Organ donation is a unique process that involves cooperation among the many parties involved, such as, donors, families and medical staff, as well as the government and society, as a whole. Even with such cooperation, the organ transplantation programs all over the world have been hampered by one persistent problem: A world wide shortage of organs. Many countries have developed national and international systems for organ procurement and allocation through a combination of legislation, Organ Exchange Organizations (OEOs), transplant coordinators, publicity campaigns, donor cards and professional training programs; but none have proved sufficient to solve this important problem.

Many workers have enunciated their theories in an attempt to define-the moment of death. The reason is that death is a piece-meal process, where different organs/tissues die at different intervals of times, depending upon their susceptibility to anoxia. With modern techniques, circulation and respiration can be maintained indefinitely in comatose patients. Therefore it is essential to diagnose death in these ‘brain-dead’ patients in an unambiguous, universally accepted way for the purposes of procurement of organs so as to minimize problems of litigation on charges of homicide/malpractice, etc.
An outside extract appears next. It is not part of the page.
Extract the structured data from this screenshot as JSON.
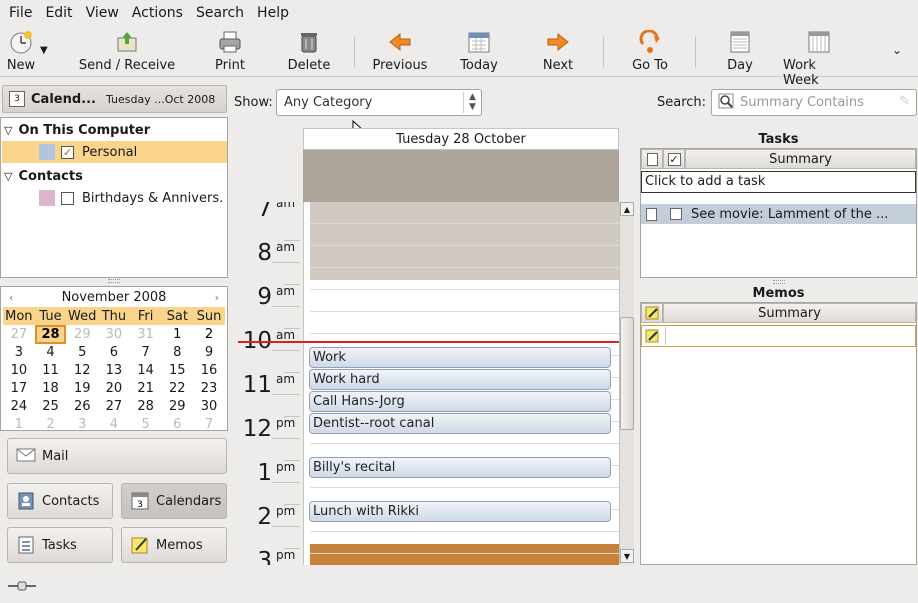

Drawing a distinction between organ development by cloning and the human cloning and further research in the field of stem cell can perhaps, be a turning point in saving the lives of many dying for want of donated organs and the ever-increasing list of organ recipients. There is a need for a purely scientific global debate to arrive at a consensus as to the potential benefits of such a research, simultaneously addressing the ethical and practical issues. However, it must not be forgotten that the way we handle this issue, provides a measure of our maturity in addressing critical issues at the intersection between the research community and the society which has to confront the uncomfortable truths and capabilities that research can yield.